Oct 292013
 

Nixons near-defeat via voter fraud in 1968 has made him more paranoid than he was IRL. A result of this is for him to provide greater support to the FBI; as a result of increased funding and powers of surveillance, the Soviet influence upon western anti-nuclear organizations is exposed much sooner and more completely. While this does not bring an end to organizations working to end American nuclear efforts, this tarnishes their image in the public, and the anti-nuclear protestors are less numerous, less loud, less well funded and far, far less successful. Instead, new generations of fission reactors, including breeder reactors, are put into service on a regular basis starting in the late 1970s.

Additionally, with the ongoing development of the Neptune booster, with its one-million-pound payload, solar power satellite studies that IRL led only to paper and dreams here lead to real plans. The OPEC oil embargo and subsequent energy crisis ends with a sputter, due not to American anger  but to a new sense of American defiance. The oil embargo hurts *now,* but everyone knows that, within a few years, electrical power will truly be too cheap to meter. And if OPEC doesn’t want to sell us oil… with the expected surplus in electrical energy made possible by the new reactors and SPS’s, American coal will be converted into  liquid fuel with which to run our cars and planes. By the time the 1980’s roll around, nobody much cares what the price of Middle Eastern oil is, because it’s no longer quite as important.

Still, the events of 1973 lead to an economic downturn in the US. The sense of malaise that had permeated the US since 1968 only worsens, with the revived space program providing the one real bright spot. By 1976, Nixon is a tired President, ready to leave office. Not many people want Gerald Ford for President in 1976 (Agnew having resigned in 1973, as IRL). However, a new political force comes to the fore in the form of the Governor of California, one Ronald Reagan. Reagan gains the Republican nomination, with Bob Dole as his running mate; they handily defeat the Carter/Mondale ticket.

While Reagan continues many of the policies of the Nixon administration, he brings with it a charisma that Nixon lacked. A subtle effect of this is to energize the American populace; with increased morale comes increased productivity, and thus the economy begins to improve. In effect, the 80’s come early.
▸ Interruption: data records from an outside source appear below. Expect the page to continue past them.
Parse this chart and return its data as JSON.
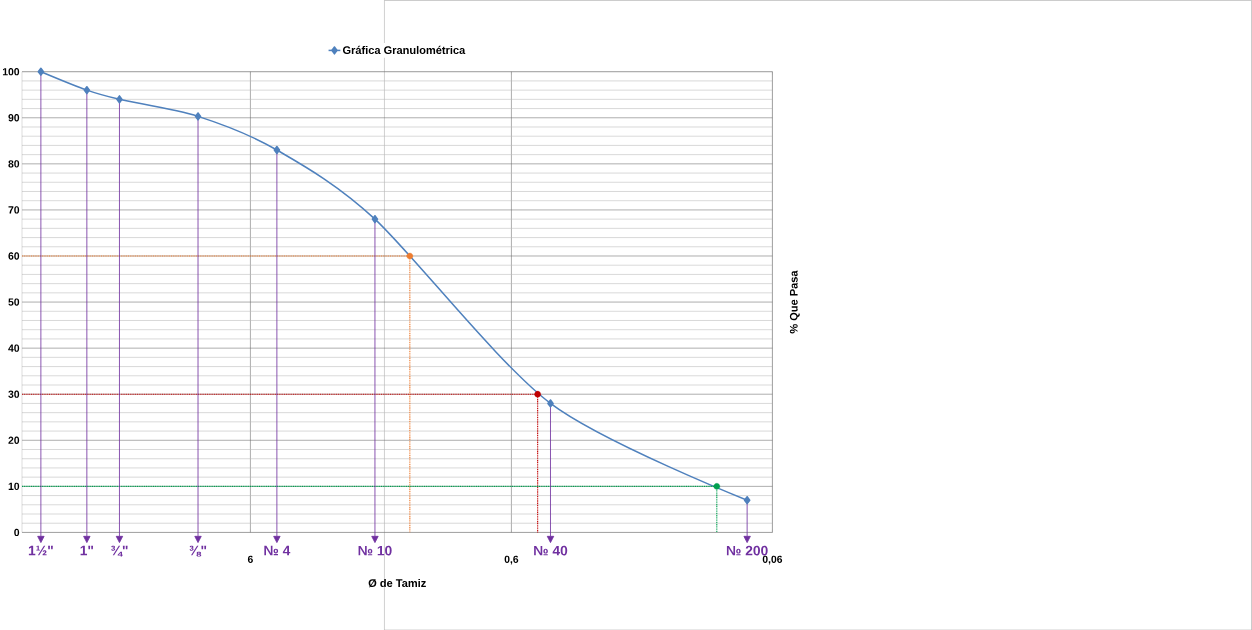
{
  "chart_data": {
    "type": "line",
    "xlabel": "Ø de Tamiz",
    "ylabel": "% Que Pasa",
    "log": "x",
    "grid": true,
    "legend": "top",
    "xlim": [
      45,
      0.06
    ],
    "xticks": [
      {
        "value": 6,
        "label": "6"
      },
      {
        "value": 0.6,
        "label": "0,6"
      },
      {
        "value": 0.06,
        "label": "0,06"
      }
    ],
    "ylim": [
      0,
      100
    ],
    "yticks": [
      0,
      10,
      20,
      30,
      40,
      50,
      60,
      70,
      80,
      90,
      100
    ],
    "series": [
      {
        "name": "Gráfica Granulométrica",
        "color": "#4f81bd",
        "marker": "diamond",
        "x": [
          38.1,
          25.4,
          19.05,
          9.525,
          4.75,
          2.0,
          0.425,
          0.075
        ],
        "values": [
          100,
          96,
          94,
          90.3,
          83,
          68,
          28,
          7
        ]
      },
      {
        "type": "line",
        "color": "#ed7d31",
        "line_style": "dotted",
        "marker": "none",
        "x": [
          45,
          1.47,
          1.47
        ],
        "values": [
          60,
          60,
          0
        ]
      },
      {
        "type": "line",
        "color": "#c00000",
        "line_style": "dotted",
        "marker": "none",
        "x": [
          45,
          0.476,
          0.476
        ],
        "values": [
          30,
          30,
          0
        ]
      },
      {
        "type": "line",
        "color": "#00a050",
        "line_style": "dotted",
        "marker": "none",
        "x": [
          45,
          0.098,
          0.098
        ],
        "values": [
          10,
          10,
          0
        ]
      },
      {
        "type": "scatter",
        "marker": "circle",
        "x": [
          1.47,
          0.476,
          0.098
        ],
        "values": [
          60,
          30,
          10
        ],
        "colors": [
          "#ed7d31",
          "#c00000",
          "#00a050"
        ]
      }
    ],
    "annotations": [
      {
        "text": "1½\"",
        "x": 38.1,
        "y": 100
      },
      {
        "text": "1\"",
        "x": 25.4,
        "y": 96
      },
      {
        "text": "¾\"",
        "x": 19.05,
        "y": 94
      },
      {
        "text": "⅜\"",
        "x": 9.525,
        "y": 90.3
      },
      {
        "text": "№ 4",
        "x": 4.75,
        "y": 83
      },
      {
        "text": "№ 10",
        "x": 2.0,
        "y": 68
      },
      {
        "text": "№ 40",
        "x": 0.425,
        "y": 28
      },
      {
        "text": "№ 200",
        "x": 0.075,
        "y": 7
      }
    ]
  }
}
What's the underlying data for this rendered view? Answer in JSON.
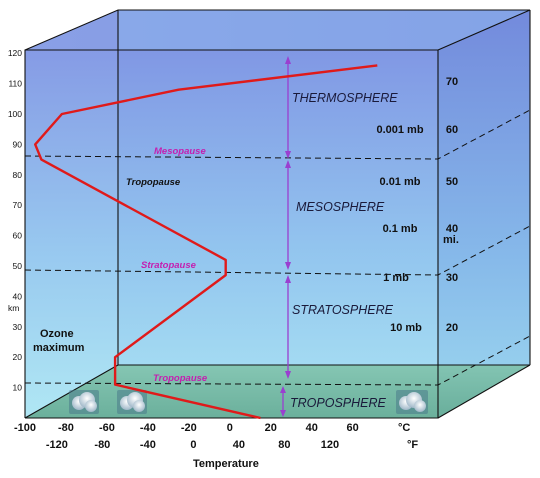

One other effect of the Reagan administration: space weaponization. Reagan talks openly about arming the heavens with anti-missile systems, even though there are no real plans for that in the DoD. Now that the Saturn V (with F-1A and J-2S engines for increased performance, lighter structures and parachute splashdown recovery and re-use of the MS-IC stage, with the MS-II stage typically being left in orbit to serve as raw material or structural backbones) is launching nearly monthly, the Shuttle is in tests and the Neptune system is bending metal, it is clear to the world that the US is serious about space. This causes panic in the Kremlin. By Reagans inauguration in early 1977, the US has several space laboratories including not only Skylab but also the more impressive Space Station I, as well as two preliminary bases on the moon (little more than camps at this point) and a manned lunar orbit space station. With Neptune as a launcher and the Shuttle as a servicing system, it’s clear that the US will soon be able to orbit giant nation-killing weapons systems. The plans for solar power satellites, while loudly and clearly described as basically harmless and for solely civilian power generation, are seen by many in the Soviet Union as vast death rays. So, the Soviets have no choice but to compete in the race.

The Soviets had finally managed to get their N-1 rocket to work and had landed their first man on the moon in 1972. By 1977, they too have several space labs in the form of Salyut stations, and plans are in place for their own lunar bases. They are beginning to catch up to the US. And in true Soviet fashion, they are beginning to boast and bluster; and they are being listened to by the CIA.